ASPI – Cos’è e come funziona

ASPI – Cos’è e come funziona

L’Aspi subisce una riduzione del 15% dopo i primi 6 mesi e un’ulteriore riduzione del 15% dopo il dodicesimo mese.

Entrata in funzione il 1° gennaio 2013, l’ASPI – Assicurazione Sociale per l’Impiego grazie alla legge 92/2012 (meglio conosciuta come Riforma Fornero), sarà a pieno regime solo dal 2017 e sostituisce le indennità di mobilità (che rimarrà in funzione fino al 31/12/2015), di disoccupazione non agricola ordinaria, di disoccupazione con requisiti ridotti e di disoccupazione speciale edile.

Restano quindi la cassa integrazione ordinaria e quelle straordinaria in caso di ristrutturazione aziendale.

L’ASPI si applica a tutti i dipendenti privati (esclusi gli operai agricoli) compreso gli apprendisti, i soci lavoratori subordinati di cooperative e i lavoratori dello spettacolo e ne hanno diritto, in caso di licenziamento, coloro i quali hanno almeno 2 anni di anzianità contributiva e 52 settimane di contribuzione nell’ultimo biennio. Per i lavoratori che non hanno detti requisiti si applica la “Mini ASPI” per la quale sono sufficienti 13 settimane di contribuzione negli ultimi 12 mesi e viene corrisposta per un periodo pari alla metà delle settimane lavorate nell’ultimo anno.

La differenza rispetto agli ammortizzatori sociali precedenti sta sia nella durata che nell’importo riconosciuto.

Con l’ASPI, infatti, si ha il sostegno al reddito per una durata (a regime dal 2017) di massimo 12 mesi per chi ha meno di 55 anni di età e 18 mesi per chi li supera.
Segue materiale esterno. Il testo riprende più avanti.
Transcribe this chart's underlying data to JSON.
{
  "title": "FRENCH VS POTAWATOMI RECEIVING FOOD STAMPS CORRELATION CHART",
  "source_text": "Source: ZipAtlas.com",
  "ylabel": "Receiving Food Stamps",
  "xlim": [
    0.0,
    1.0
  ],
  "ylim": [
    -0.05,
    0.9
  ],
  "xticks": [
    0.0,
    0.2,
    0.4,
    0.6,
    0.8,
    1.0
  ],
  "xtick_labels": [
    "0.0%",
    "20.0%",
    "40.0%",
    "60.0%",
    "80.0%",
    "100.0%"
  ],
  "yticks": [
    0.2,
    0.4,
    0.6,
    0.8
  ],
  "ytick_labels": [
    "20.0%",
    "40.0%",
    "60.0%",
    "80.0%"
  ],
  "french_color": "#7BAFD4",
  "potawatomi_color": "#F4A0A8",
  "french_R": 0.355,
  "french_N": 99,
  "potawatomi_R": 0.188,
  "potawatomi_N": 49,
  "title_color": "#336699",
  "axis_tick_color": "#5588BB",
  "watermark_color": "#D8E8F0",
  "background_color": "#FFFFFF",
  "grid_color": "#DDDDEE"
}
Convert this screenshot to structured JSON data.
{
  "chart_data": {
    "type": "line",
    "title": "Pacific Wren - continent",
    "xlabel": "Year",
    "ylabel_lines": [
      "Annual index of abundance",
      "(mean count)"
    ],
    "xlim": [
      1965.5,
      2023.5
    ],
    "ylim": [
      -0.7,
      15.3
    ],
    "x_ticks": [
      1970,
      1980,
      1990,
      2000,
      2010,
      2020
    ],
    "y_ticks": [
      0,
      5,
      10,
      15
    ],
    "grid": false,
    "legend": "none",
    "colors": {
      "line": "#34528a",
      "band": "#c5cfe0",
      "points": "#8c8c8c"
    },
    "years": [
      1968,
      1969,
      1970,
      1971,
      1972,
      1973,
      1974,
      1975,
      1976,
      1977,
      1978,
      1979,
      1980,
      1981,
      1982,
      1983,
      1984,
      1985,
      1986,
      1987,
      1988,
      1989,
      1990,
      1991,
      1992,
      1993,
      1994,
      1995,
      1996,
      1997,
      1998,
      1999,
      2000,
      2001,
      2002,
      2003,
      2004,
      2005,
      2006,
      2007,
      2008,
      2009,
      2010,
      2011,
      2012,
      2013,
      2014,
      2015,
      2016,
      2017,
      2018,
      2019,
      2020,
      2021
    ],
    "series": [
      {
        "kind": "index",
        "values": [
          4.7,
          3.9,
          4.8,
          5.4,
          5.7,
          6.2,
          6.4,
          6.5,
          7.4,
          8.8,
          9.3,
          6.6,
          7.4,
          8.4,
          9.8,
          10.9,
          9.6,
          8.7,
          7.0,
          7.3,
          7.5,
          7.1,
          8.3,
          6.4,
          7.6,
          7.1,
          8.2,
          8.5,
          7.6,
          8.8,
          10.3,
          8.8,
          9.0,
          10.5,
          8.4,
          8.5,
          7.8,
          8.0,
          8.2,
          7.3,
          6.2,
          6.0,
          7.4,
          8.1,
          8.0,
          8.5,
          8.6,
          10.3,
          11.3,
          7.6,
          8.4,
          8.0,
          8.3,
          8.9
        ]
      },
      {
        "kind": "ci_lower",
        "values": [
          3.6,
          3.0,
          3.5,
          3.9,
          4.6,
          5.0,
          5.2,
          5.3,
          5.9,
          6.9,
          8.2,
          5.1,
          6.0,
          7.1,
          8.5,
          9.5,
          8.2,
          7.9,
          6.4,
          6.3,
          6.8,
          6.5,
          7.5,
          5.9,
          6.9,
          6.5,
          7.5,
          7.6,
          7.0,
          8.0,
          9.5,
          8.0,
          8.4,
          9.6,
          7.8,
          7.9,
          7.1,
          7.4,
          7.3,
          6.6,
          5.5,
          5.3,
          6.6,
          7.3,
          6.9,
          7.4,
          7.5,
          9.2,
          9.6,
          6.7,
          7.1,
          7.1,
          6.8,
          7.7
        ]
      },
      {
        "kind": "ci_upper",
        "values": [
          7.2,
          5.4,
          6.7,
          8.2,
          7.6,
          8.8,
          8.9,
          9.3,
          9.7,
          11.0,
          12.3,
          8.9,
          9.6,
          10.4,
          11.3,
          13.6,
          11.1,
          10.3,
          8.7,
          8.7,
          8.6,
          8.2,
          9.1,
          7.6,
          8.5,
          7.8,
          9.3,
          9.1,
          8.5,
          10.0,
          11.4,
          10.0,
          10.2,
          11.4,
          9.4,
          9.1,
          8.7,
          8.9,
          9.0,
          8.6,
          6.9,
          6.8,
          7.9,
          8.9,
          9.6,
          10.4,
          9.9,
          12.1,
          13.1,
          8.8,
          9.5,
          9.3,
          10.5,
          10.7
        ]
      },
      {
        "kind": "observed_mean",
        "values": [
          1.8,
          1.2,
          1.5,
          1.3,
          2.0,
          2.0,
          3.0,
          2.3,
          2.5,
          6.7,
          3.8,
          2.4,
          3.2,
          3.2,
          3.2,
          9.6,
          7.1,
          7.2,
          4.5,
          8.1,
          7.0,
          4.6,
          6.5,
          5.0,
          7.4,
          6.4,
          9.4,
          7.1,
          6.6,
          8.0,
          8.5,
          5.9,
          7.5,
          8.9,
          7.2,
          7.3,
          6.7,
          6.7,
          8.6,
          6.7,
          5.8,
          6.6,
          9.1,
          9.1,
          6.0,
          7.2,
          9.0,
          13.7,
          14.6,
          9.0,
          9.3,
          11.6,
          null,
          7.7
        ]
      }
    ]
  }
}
Per il periodo 2013-2015 si avrà diritto all’ASPI per periodi minori che cresceranno di anno in anno. Nel 2013 i soggetti con meno di 50 anni potranno ottenere il sostegno per massimo 8 mesi che aumenteranno a 10 nel 2015 e a 12, appunto, nel 2017. I soggetti con più di 50 ma meno di 55 anni avranno diritto a 12 mensilità ASPI nel periodo 2013-2015. I lavoratori con più di 55 anni di età a 16 mesi per poi diventare 18 a partire dal 2017.
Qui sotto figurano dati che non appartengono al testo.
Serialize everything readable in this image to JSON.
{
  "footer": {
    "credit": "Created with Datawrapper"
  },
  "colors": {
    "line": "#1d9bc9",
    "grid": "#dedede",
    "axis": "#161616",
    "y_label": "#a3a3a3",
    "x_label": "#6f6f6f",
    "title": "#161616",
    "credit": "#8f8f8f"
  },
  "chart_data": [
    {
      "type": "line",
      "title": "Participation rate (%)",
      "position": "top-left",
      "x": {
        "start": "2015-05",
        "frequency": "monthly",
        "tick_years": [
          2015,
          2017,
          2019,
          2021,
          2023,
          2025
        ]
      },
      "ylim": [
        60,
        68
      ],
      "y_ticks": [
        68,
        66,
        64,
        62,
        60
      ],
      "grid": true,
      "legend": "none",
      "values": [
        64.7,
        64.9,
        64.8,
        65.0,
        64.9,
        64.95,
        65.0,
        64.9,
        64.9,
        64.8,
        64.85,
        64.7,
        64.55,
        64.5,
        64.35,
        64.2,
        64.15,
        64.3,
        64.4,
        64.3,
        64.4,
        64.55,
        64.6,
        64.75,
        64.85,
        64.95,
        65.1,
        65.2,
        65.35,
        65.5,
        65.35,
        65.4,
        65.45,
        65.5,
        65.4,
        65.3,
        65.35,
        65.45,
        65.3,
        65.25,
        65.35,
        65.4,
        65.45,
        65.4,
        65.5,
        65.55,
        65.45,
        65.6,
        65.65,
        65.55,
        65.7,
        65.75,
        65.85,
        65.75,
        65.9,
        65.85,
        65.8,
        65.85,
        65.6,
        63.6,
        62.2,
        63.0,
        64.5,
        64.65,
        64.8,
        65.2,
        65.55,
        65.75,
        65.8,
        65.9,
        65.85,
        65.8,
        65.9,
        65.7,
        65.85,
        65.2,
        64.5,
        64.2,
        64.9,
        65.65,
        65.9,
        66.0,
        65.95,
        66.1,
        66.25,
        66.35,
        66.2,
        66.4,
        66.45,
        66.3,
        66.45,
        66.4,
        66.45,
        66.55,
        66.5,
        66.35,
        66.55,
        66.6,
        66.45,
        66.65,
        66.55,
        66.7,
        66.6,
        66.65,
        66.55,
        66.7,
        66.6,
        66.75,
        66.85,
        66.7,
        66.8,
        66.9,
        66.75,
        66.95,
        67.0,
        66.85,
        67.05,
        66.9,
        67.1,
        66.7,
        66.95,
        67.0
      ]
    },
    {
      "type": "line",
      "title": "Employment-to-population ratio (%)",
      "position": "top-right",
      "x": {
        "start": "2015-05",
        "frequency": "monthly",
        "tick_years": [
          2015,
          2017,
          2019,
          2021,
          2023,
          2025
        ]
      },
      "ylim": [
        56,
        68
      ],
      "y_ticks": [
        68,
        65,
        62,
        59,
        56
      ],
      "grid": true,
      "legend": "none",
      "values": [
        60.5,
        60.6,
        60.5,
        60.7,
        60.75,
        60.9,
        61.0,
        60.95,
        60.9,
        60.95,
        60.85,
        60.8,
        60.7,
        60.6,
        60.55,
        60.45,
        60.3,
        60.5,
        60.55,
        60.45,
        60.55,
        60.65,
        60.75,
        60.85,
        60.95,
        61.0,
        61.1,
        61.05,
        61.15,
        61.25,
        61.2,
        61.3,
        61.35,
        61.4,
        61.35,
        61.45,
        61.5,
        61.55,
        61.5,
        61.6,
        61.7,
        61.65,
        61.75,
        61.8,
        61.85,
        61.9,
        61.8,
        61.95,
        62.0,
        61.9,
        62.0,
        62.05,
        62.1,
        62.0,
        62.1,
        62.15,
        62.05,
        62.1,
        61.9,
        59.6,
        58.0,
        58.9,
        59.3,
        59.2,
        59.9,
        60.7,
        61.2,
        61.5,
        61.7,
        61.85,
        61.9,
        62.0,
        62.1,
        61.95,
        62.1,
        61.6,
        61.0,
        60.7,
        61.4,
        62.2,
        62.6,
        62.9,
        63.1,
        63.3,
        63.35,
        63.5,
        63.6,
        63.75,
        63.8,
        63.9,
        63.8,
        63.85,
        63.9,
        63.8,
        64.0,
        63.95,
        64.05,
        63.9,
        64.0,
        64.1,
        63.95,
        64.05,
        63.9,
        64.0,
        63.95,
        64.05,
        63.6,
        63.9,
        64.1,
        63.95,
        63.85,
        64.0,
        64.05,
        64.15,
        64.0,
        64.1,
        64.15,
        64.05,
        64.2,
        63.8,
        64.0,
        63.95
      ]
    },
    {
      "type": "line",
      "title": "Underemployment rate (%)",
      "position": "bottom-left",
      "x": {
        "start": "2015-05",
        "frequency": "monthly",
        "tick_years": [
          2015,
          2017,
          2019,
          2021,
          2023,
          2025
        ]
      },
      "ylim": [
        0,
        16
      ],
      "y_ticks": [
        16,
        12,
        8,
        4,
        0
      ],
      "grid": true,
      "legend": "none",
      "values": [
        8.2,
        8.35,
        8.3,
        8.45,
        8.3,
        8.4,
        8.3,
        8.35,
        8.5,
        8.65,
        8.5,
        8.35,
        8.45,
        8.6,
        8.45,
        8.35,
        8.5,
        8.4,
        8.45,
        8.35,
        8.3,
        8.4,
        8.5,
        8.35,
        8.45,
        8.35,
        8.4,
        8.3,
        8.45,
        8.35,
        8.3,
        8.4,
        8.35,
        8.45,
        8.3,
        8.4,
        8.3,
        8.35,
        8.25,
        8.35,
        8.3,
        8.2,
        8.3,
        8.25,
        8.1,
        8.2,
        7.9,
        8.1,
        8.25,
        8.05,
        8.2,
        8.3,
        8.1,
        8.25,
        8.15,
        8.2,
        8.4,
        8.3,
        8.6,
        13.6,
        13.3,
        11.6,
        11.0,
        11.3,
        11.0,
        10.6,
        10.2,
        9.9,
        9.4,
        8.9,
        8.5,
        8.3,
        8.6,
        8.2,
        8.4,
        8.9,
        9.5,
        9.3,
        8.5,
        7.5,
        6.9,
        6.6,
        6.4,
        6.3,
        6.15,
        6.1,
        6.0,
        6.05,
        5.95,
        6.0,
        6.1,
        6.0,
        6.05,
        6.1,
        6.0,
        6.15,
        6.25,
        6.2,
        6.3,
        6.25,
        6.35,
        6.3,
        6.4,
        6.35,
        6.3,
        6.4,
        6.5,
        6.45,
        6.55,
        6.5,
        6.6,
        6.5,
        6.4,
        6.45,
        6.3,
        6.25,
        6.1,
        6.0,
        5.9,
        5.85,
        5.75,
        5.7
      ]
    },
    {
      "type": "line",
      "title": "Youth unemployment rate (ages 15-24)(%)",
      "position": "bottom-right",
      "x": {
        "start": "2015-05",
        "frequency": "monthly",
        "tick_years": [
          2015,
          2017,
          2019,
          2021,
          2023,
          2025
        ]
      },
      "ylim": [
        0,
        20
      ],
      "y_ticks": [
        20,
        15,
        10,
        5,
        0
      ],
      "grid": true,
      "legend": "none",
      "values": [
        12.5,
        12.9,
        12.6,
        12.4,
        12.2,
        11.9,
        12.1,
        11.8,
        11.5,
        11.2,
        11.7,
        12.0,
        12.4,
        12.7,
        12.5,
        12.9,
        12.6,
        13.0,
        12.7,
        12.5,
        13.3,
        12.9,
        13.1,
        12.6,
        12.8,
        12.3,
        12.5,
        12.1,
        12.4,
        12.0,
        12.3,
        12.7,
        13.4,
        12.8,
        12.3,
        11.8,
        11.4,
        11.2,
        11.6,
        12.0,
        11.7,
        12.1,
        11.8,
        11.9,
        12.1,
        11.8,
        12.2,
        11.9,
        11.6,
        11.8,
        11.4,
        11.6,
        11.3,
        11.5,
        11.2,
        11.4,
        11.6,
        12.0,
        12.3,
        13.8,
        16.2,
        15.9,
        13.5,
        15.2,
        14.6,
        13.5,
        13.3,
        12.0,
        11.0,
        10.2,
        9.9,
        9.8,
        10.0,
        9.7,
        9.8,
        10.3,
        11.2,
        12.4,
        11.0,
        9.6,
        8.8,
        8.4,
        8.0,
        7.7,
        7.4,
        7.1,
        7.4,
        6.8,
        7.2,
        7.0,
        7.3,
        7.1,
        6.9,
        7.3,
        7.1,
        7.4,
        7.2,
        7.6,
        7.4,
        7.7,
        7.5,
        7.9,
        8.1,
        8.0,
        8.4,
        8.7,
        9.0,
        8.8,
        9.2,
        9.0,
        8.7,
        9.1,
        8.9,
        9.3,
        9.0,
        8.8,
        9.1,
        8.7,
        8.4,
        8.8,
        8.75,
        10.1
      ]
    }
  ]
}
L’importo riconosciuto è pari al 75% per chi aveva una retribuzione mensile fino a 1.180 euro. Per retribuzioni superiori si ha diritto, oltre al 75% della retribuzione, ad un 25% sul differenziale tra i 1.180 euro e l’importo effettivo dello stipendio.
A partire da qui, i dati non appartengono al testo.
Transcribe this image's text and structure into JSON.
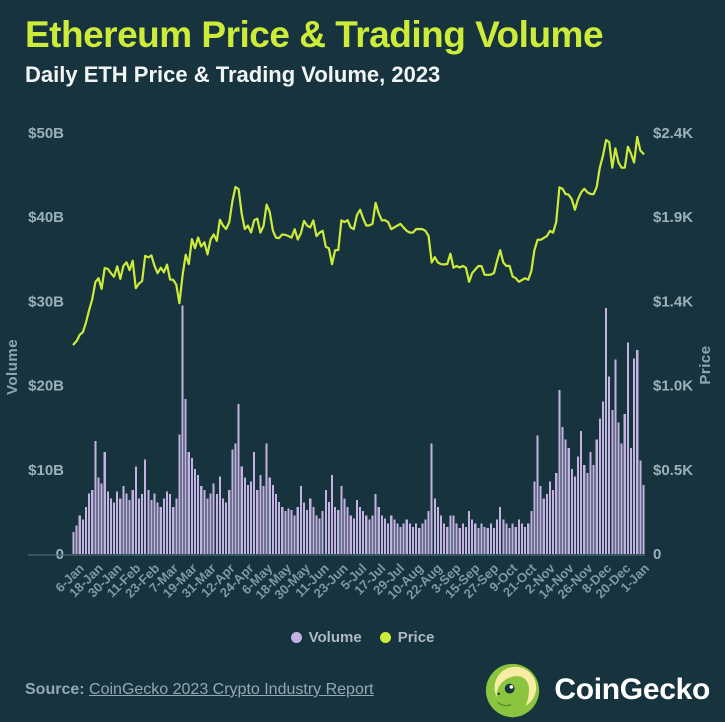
{
  "header": {
    "title": "Ethereum Price & Trading Volume",
    "subtitle": "Daily ETH Price & Trading Volume, 2023"
  },
  "colors": {
    "background": "#17343E",
    "accent": "#CDEC3A",
    "subtitle": "#F2F5F6",
    "price_line": "#CDEC3A",
    "volume_bar": "#C4B2E2",
    "axis_label": "#9CB0BA",
    "tick_label": "#7F98A6",
    "axis_title": "#8FA5B1",
    "legend_text": "#AEBAC0",
    "footer_text": "#93A8B2",
    "baseline": "#4E6A76",
    "logo_green": "#8BC53F",
    "logo_cream": "#F6ECA4",
    "logo_dark": "#17343E"
  },
  "chart_data": {
    "type": "bar",
    "title": "Ethereum Price & Trading Volume",
    "subtitle": "Daily ETH Price & Trading Volume, 2023",
    "grid": false,
    "legend_position": "bottom",
    "date_start": "1-Jan-2023",
    "date_end": "1-Jan-2024",
    "days_total": 365,
    "sampling": "values estimated from chart at ~2-day intervals",
    "x_tick_labels": [
      "6-Jan",
      "18-Jan",
      "30-Jan",
      "11-Feb",
      "23-Feb",
      "7-Mar",
      "19-Mar",
      "31-Mar",
      "12-Apr",
      "24-Apr",
      "6-May",
      "18-May",
      "30-May",
      "11-Jun",
      "23-Jun",
      "5-Jul",
      "17-Jul",
      "29-Jul",
      "10-Aug",
      "22-Aug",
      "3-Sep",
      "15-Sep",
      "27-Sep",
      "9-Oct",
      "21-Oct",
      "2-Nov",
      "14-Nov",
      "26-Nov",
      "8-Dec",
      "20-Dec",
      "1-Jan"
    ],
    "x_tick_days": [
      5,
      17,
      29,
      41,
      53,
      65,
      77,
      89,
      101,
      113,
      125,
      137,
      149,
      161,
      173,
      185,
      197,
      209,
      221,
      233,
      245,
      257,
      269,
      281,
      293,
      305,
      317,
      329,
      341,
      353,
      365
    ],
    "left_axis": {
      "title": "Volume",
      "tick_labels": [
        "$50B",
        "$40B",
        "$30B",
        "$20B",
        "$10B",
        "0"
      ],
      "tick_values_billion": [
        50,
        40,
        30,
        20,
        10,
        0
      ],
      "max_value_billion_usd": 50
    },
    "right_axis": {
      "title": "Price",
      "tick_labels": [
        "$2.4K",
        "$1.9K",
        "$1.4K",
        "$1.0K",
        "$0.5K",
        "0"
      ],
      "tick_values_usd": [
        2400,
        1920,
        1440,
        960,
        480,
        0
      ],
      "max_value_usd": 2400
    },
    "series": [
      {
        "name": "Volume",
        "type": "bar",
        "unit": "billion USD",
        "color": "#C4B2E2",
        "values": [
          2.6,
          3.4,
          4.6,
          4.1,
          5.6,
          7.2,
          7.6,
          13.4,
          9.1,
          8.4,
          12.1,
          7.4,
          6.6,
          6.1,
          7.4,
          6.6,
          8.1,
          7.2,
          6.4,
          7.6,
          10.4,
          6.6,
          7.1,
          11.2,
          7.6,
          6.4,
          7.2,
          6.1,
          5.6,
          6.6,
          7.4,
          7.1,
          5.6,
          6.6,
          14.2,
          29.5,
          18.4,
          12.1,
          11.4,
          10.1,
          9.4,
          8.1,
          7.6,
          6.6,
          7.2,
          8.4,
          7.1,
          9.2,
          6.6,
          6.1,
          7.6,
          12.4,
          13.1,
          17.8,
          10.4,
          9.1,
          8.2,
          8.6,
          12.1,
          7.6,
          9.4,
          8.1,
          13.1,
          9.1,
          8.2,
          7.1,
          6.2,
          5.6,
          5.1,
          5.4,
          5.2,
          4.6,
          5.6,
          8.1,
          6.1,
          5.2,
          6.6,
          5.6,
          4.6,
          4.2,
          5.1,
          7.6,
          6.2,
          9.4,
          5.6,
          5.2,
          8.1,
          6.6,
          5.6,
          4.6,
          4.2,
          6.4,
          5.6,
          5.1,
          4.6,
          4.1,
          4.6,
          7.1,
          5.6,
          4.6,
          4.2,
          3.6,
          4.6,
          4.1,
          3.6,
          3.2,
          3.6,
          4.1,
          3.6,
          3.2,
          3.6,
          3.1,
          3.6,
          4.1,
          5.1,
          13.1,
          6.6,
          5.6,
          4.6,
          3.6,
          3.2,
          4.6,
          4.6,
          3.6,
          3.1,
          3.6,
          3.2,
          5.1,
          4.1,
          3.6,
          3.1,
          3.6,
          3.2,
          3.1,
          3.6,
          3.1,
          4.1,
          5.6,
          4.1,
          3.6,
          3.1,
          3.6,
          3.2,
          4.1,
          3.6,
          3.2,
          3.6,
          5.1,
          8.6,
          14.1,
          8.1,
          6.6,
          7.1,
          8.6,
          7.6,
          9.6,
          19.5,
          15.1,
          13.6,
          12.6,
          10.1,
          9.2,
          11.6,
          14.6,
          10.6,
          9.6,
          12.1,
          10.6,
          13.6,
          16.1,
          18.1,
          29.2,
          21.1,
          17.1,
          23.1,
          15.6,
          13.1,
          16.6,
          25.1,
          12.6,
          23.2,
          24.2,
          11.1,
          8.2
        ]
      },
      {
        "name": "Price",
        "type": "line",
        "unit": "USD",
        "color": "#CDEC3A",
        "values": [
          1195,
          1215,
          1250,
          1265,
          1320,
          1390,
          1452,
          1550,
          1572,
          1512,
          1630,
          1625,
          1601,
          1581,
          1640,
          1568,
          1642,
          1663,
          1618,
          1672,
          1515,
          1542,
          1556,
          1700,
          1691,
          1702,
          1643,
          1601,
          1632,
          1606,
          1650,
          1565,
          1563,
          1535,
          1430,
          1590,
          1706,
          1653,
          1795,
          1743,
          1804,
          1753,
          1777,
          1708,
          1793,
          1822,
          1785,
          1906,
          1872,
          1853,
          1892,
          2012,
          2092,
          2080,
          1940,
          1853,
          1872,
          1833,
          1903,
          1912,
          1832,
          1870,
          1992,
          1950,
          1843,
          1803,
          1801,
          1822,
          1819,
          1813,
          1803,
          1851,
          1793,
          1829,
          1899,
          1872,
          1862,
          1902,
          1812,
          1832,
          1842,
          1752,
          1742,
          1652,
          1732,
          1733,
          1902,
          1892,
          1903,
          1862,
          1852,
          1932,
          1962,
          1912,
          1872,
          1873,
          1882,
          2002,
          1942,
          1902,
          1903,
          1892,
          1852,
          1862,
          1872,
          1882,
          1860,
          1842,
          1832,
          1833,
          1852,
          1853,
          1852,
          1842,
          1812,
          1662,
          1692,
          1662,
          1652,
          1651,
          1653,
          1712,
          1632,
          1642,
          1633,
          1642,
          1632,
          1552,
          1602,
          1622,
          1642,
          1641,
          1592,
          1591,
          1593,
          1602,
          1672,
          1732,
          1662,
          1642,
          1643,
          1582,
          1572,
          1552,
          1562,
          1572,
          1563,
          1612,
          1732,
          1792,
          1791,
          1802,
          1812,
          1842,
          1832,
          1892,
          2090,
          2082,
          2052,
          2048,
          2022,
          1962,
          2022,
          2062,
          2082,
          2062,
          2052,
          2051,
          2092,
          2202,
          2272,
          2360,
          2348,
          2202,
          2312,
          2232,
          2202,
          2203,
          2322,
          2282,
          2232,
          2378,
          2300,
          2282
        ]
      }
    ]
  },
  "legend": [
    {
      "label": "Volume",
      "color": "#C4B2E2"
    },
    {
      "label": "Price",
      "color": "#CDEC3A"
    }
  ],
  "footer": {
    "source_label": "Source:",
    "source_link": "CoinGecko 2023 Crypto Industry Report",
    "brand": "CoinGecko"
  }
}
L’Aspi subisce una riduzione del 15% dopo i primi 6 mesi e un’ulteriore riduzione del 15% dopo il dodicesimo mese.

Se il lavoratore trova lavoro durante la copertura ASPI, il trattamento viene sospeso se l’impiego dura meno di sei mesi, mentre si perde il diritto alla copertura ASPI se si rinuncia ad un’offerta di lavoro la cui retribuzione è superiore di almeno il 20% della cifra ricevuta come indennità.

L’ASPI viene alimentato anche dalle imprese mediante il versamento di contributi pari al 1,3% per i lavoratori a tempo indeterminato e al 1,4% per quelli a tempo determinato.

Ma le novità non finiscono qui:

Le imprese che ricorrono ai licenziamenti (per qualsiasi motivo, anche quello di natura economica, per crisi, ecc.) devono versare un contributo una tantum pari al 41% della retribuzione di riferimento di €1.180 per ogni mese di durata del rapporto di lavoro fino ad un massimo di tre anni.

Così, ad esempio, un dipendente con 10 mesi di anzianità, se licenziato, costerà all’azienda come contributo ASPI € 403,17 (41% di 1.180 : 12 mesi , X 10 mesi), un dipendente con 17 mensilità di servizio € 685,38 (41% di 1.180 : 12 X 17 mesi) e se l’anzianità è di oltre tre anni € 1.451,40 (41% di 1.180 : 12 X 36 mesi, periodo massimo di riferimento).